Feeling Ill? So is Your GP! Survey Finds Doctor Burnout
You may feel under the weather when you visit your family doctor – but spare a thought for their wellness. According to a new survey of doctors, GPs are facing an ‘unsustainable’ workload which is putting your wellbeing at risk. Almost half of family doctors’ emotional health is on the brink of ‘burnout’, the survey found.
Based on the responses of 1,800 GPs, the survey found that 43% were classified as ‘high risk’ of burning out, be it because of their self-rated levels of emotional exhaustion, personal accomplishment or ‘depersonalisation’. According to Dr Richard Vautrey, deputy chairman of the British Medical Association’s GP committee, these findings should set off ‘alarm bells’ in the Department of Health and the NHS.
The survey, published in Pulse magazine, found that – of the 1,784 GPs – 97% felt low levels of accomplishment, 72% registered high amounts of emotional exhaustion and 41% felt a great deal of “depersonalisation”. These results come as Dr Clare Gerada, chairman of the Royal College of General Practitioners council, warns MPs that the workload for family doctors had doubled over the past decade. According to Gerada, GPs are the ‘floodgates’ preventing the NHS from falling apart.

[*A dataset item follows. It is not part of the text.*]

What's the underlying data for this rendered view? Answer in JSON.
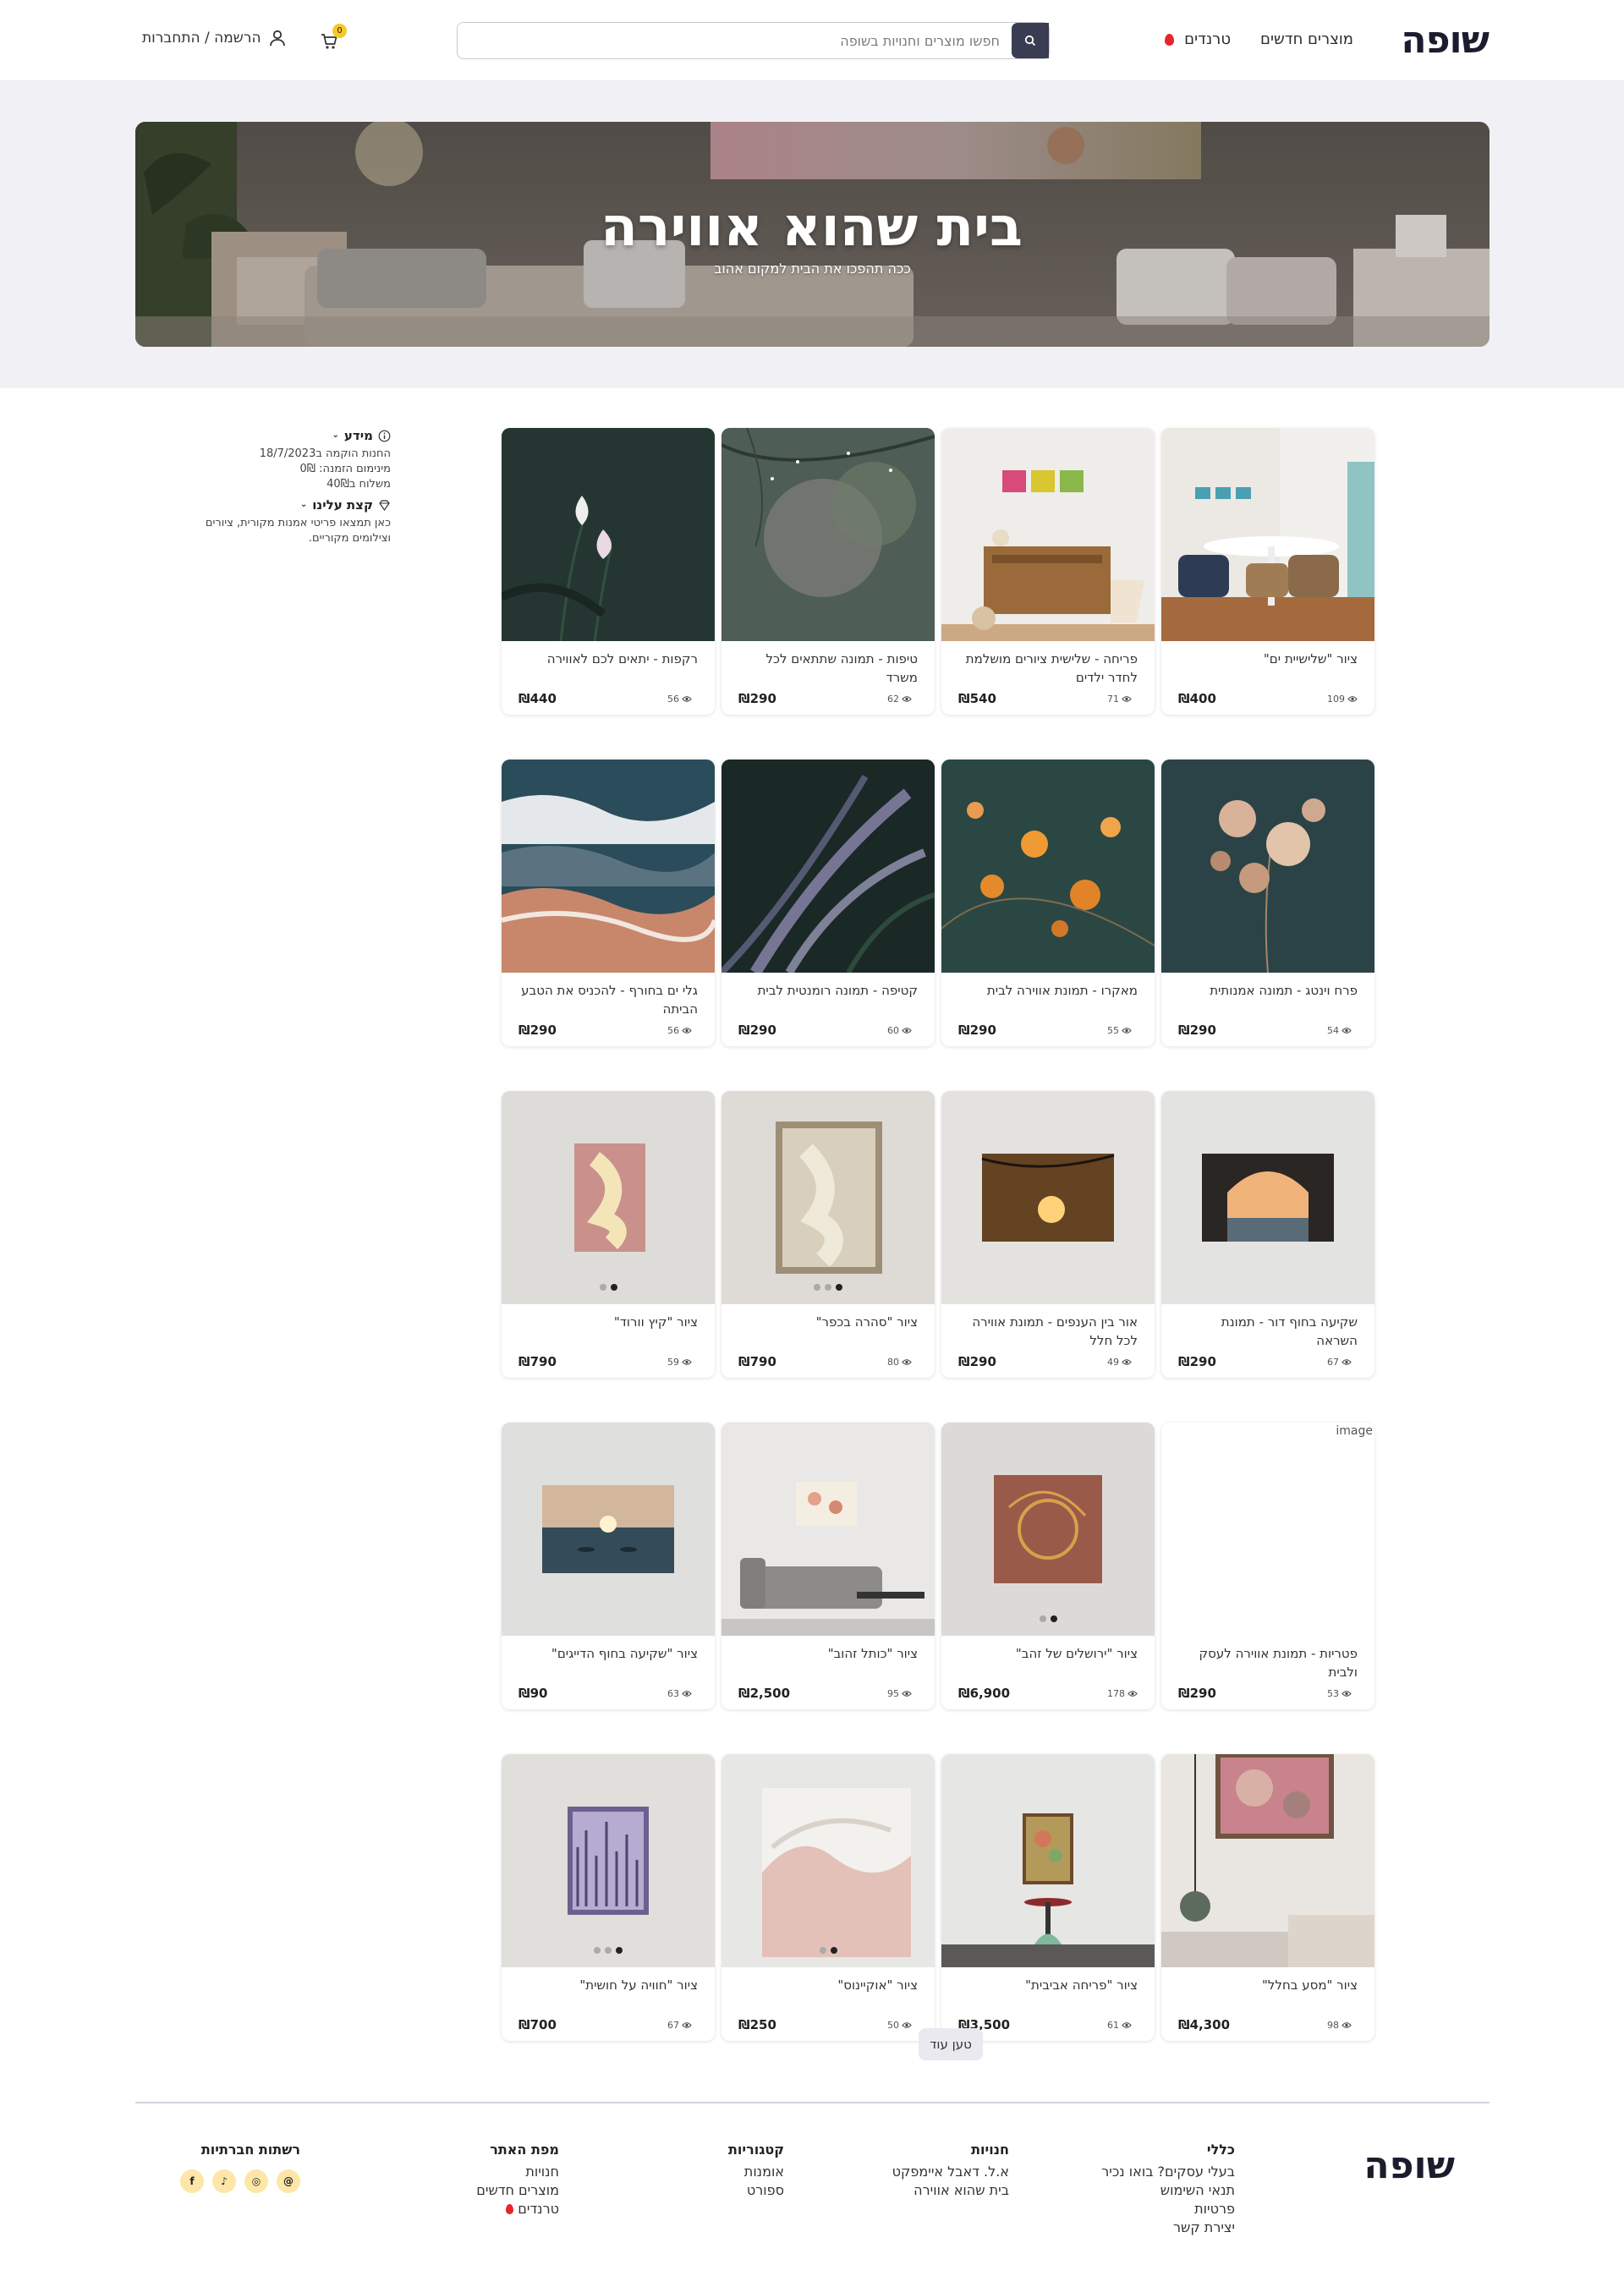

Dr Vautrey commented, “It’s alarming that so many GPs are burnt out. The current level of work is unsustainable. I hope enough alarm bells are ringing in the Department of Health, in NHS England, Health Education England and all the devolved nations for them to say ‘we need to tackle this’.” Dr Gerada added, “I am getting emails from colleagues across the country to say their surgeries are now fully booked by 8.30 in the morning which is disgraceful. How can we run an NHS where you cannot get – unless it is an emergency and by that I mean a dire emergency – an appointment with your GP on the day?”
This was Gerada’s recent warning to the Commons Health Select Committee, noting that GPs’ workloads are higher than ever and many surgeries become fully booked for same-day appointments as soon as they open in the morning. She also said that blaming the increasing burden on hospital A&E departments on the 2004 GP contract is ‘lazy’, as this absolved family doctors of responsibility for providing out-of-hours care.